Пьесы доставались ему дешевле, чем бывшему хозяину магазинов в Столешниковом переулке, торговавшему у меня «Жену» в ресторане «Националь». К 1949 году он числился автором трех пьес; одна из них как будто снискала одобрение Сталина. Первый же свой шаг на сцену, задолго до января 1949 года, он сделал бесчестно.
Он был комсомольским работником из глубинки, журналистом-организатором, грубоватым и прямым, не без выдумки, с превосходным знанием повадок и слабостей партийной и комсомольской бюрократии, функционером, отлично вписавшимся в мир полуправды, иерархически регламентированных ценностей. Плотная, крепкая, плечистая фигура; массивная, совсем не щегольская палка, на которую он опирался при нездоровых ногах; широкая физиономия под русой, небрежной шапкой волос — все это по первому впечатлению располагало к нему. Вот уж кто человек из народа, воистину свой парень…
Я могу ошибиться в подробностях портрета — он слишком быстро разрушался, не за всем можно было уследить.
Речь идет об Анатолии Сурове, лауреате Сталинских премий. «Далеко от Сталинграда», «Обида», «Бесноватый галантерейщик», «Зеленая улица», «Рассвет над Москвой» — кто помнит эти пьесы? Стоит ли возвращаться к ним, занимать ими читателя?
Эти пьесы, некогда захватившие авансцену советского театра, — сами действующие лица социальной драмы. Ничто так не откроет времени умерщвленной нравственности, как авантюрная одиссея знаменитости, лауреата, репертуарного драматурга, не бывшего… драматургом.
Барин из подмосковной Валентиновки Краснощеков, по своему разумению, «честно» покупал пьесу, соблазняя большой денежной суммой. Суров же год за годом использовал чужой труд, умело играя на беде одних, нечистоте других, на «приятельстве». Но главную ставку от делал на безоговорочную поддержку аппарата, начальствующих лиц, системы. А истории устранения соавторов, их дискредитации, морального уничтожения за непокорство создают сюжеты почти детективные.

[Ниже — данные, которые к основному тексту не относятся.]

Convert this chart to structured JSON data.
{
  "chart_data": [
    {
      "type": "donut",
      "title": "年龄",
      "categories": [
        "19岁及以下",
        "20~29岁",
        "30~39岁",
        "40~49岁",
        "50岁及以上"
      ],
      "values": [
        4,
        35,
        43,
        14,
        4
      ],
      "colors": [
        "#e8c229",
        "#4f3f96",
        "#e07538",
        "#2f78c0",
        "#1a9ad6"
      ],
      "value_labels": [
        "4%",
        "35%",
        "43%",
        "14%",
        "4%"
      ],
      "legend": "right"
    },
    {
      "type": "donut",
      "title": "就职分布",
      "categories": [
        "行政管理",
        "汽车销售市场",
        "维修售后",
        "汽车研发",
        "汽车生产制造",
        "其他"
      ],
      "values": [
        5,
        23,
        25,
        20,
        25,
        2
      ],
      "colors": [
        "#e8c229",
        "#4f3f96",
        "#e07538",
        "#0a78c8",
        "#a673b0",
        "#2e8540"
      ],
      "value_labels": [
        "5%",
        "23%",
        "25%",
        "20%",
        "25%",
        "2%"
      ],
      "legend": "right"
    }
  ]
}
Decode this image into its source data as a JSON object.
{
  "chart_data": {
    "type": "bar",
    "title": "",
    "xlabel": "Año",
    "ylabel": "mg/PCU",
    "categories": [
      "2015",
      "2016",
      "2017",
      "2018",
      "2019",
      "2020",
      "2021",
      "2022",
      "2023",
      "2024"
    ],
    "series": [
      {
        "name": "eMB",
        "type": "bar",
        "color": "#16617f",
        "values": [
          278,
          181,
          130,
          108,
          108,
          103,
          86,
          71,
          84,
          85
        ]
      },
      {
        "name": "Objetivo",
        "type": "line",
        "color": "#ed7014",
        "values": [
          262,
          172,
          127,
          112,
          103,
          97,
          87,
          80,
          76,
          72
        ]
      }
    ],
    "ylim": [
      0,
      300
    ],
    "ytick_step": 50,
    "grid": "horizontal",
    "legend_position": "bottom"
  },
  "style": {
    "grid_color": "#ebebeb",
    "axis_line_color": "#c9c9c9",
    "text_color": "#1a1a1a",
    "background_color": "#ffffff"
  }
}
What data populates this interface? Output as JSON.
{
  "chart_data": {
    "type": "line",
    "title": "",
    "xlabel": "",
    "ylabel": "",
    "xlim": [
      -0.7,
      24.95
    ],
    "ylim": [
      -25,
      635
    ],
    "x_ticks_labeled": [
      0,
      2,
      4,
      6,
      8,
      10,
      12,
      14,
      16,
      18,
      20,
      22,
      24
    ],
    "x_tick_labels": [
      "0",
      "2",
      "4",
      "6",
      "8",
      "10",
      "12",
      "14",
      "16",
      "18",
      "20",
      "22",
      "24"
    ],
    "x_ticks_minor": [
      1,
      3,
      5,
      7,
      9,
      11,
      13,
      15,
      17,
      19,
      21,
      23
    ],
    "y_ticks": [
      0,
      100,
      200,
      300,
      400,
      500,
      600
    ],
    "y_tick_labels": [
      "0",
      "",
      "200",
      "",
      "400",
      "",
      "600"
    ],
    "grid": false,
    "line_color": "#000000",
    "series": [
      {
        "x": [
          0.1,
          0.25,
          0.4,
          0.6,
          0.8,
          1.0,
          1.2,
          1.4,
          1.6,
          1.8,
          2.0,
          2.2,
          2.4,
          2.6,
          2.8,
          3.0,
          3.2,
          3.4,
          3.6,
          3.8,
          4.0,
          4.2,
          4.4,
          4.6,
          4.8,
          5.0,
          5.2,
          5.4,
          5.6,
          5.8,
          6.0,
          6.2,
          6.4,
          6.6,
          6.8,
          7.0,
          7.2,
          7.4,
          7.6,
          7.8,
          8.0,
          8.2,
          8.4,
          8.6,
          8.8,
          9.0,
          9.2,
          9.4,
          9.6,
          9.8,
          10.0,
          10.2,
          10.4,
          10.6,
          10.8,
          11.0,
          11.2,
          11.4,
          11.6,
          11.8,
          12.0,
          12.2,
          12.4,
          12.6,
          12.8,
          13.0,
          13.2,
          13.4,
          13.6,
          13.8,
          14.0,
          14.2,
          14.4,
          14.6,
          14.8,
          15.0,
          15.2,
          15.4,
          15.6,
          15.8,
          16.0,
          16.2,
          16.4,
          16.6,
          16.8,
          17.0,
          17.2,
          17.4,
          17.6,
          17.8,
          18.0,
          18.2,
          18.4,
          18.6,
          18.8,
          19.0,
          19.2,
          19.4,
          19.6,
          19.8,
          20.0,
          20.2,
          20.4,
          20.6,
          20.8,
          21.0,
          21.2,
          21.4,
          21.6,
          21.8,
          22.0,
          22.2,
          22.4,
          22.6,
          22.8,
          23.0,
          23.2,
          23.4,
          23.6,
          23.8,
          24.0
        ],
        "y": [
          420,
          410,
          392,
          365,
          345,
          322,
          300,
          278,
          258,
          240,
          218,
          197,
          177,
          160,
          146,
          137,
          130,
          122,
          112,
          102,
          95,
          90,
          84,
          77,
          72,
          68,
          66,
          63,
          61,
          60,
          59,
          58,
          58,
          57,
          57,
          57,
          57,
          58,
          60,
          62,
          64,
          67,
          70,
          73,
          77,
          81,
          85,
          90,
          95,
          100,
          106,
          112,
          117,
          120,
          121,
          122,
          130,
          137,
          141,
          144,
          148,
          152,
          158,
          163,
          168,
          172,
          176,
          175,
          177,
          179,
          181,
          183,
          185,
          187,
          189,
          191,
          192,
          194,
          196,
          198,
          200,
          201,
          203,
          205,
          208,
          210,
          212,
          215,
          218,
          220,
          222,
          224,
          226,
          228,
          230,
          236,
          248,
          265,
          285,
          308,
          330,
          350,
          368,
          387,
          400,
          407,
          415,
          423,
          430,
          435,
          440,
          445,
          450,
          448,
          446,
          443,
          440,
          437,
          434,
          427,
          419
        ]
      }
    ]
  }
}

Первая пьеса — «Далеко от Сталинграда» — пришла к Сурову, тогда ответственному секретарю «Комсомольской правды», нечаянной радостью. Замысел ее, план и черновой набросок привез в 1945 году с Волги журналист, корреспондент «Комсомолки» по Сталинградской области Александр Михайлович Шейнин. Впоследствии, вводя в заблуждение комиссию ЦК ВЛКСМ (1945), а затем и комиссию Союза писателей (1954), Суров скажет, что он «задумал данную пьесу еще в 1938 году, когда работал в Ярославле». Но люди здравые не могли принять подобного «озарения»: ведь в пьесе речь идет о героической работе одного из заводов, эвакуированных в глубокий тыл во время Великой Отечественной войны, и, как справедливо указала комиссия Союза писателей, «идейный пафос и сюжет пьесы „Далеко от Сталинграда“ неотделимы от Великой Отечественной войны».
Поначалу все складывалось разумно и просто. Суров был товарищем Шейнина и его редакционным начальством. А кто в молодости, начиная литературную работу, в восторге и одновременно в неуверенности перед будущим не испытывал искушения разделить с кем-то творческий труд и заботы по устройству своего детища. Тем более пьесы, ей всегда так сиротливо у театрального порога!
Возникло соавторство. Характеризуя летом 1954 года своих соавторов, называя их скромно советчиками, редакторами, наставниками и даже «крестными отцами», Суров так отозвался о Шейнине: «Хороший парень, но люди мы разные по творческому почерку. Он мне нравился юмором, жизнерадостностью. Но лентяй, нетрудоспособен. И в творческом отношении — человек неинтересный, неглубокий». Поразительно: чем усерднее трудился на Сурова иной литератор, особенно из тех, кто пытался оборонить свое законное соавторство, тем настойчивее звучали потом суровские обвинения литературного «негра» в… нетрудоспособности. Так уж не везло Анатолию Сурову, что под руку ему все время шли лодыри.
Итак, соавторство Шейнина и Сурова возникло по обоюдному согласию. Суров — москвич, и не рядовой. Журналист из Сталинграда отбыл на Волгу, радуясь обретенному единомышленнику, человеку практической складки, знающему современное просторечье, язык работяг и жаргон новых чиновников.
Все этапы этого соавторства: многократные вызовы Шейнина в Москву, гостиничные бдения, долгая работа в Переделкине и многое другое — зафиксированы в письмах и устных показаниях двум комиссиям и самих соавторов, и многих других причастных лиц — сотрудников «Комсомолки» и «Сталинградской правды», Сталинградского драматического театра.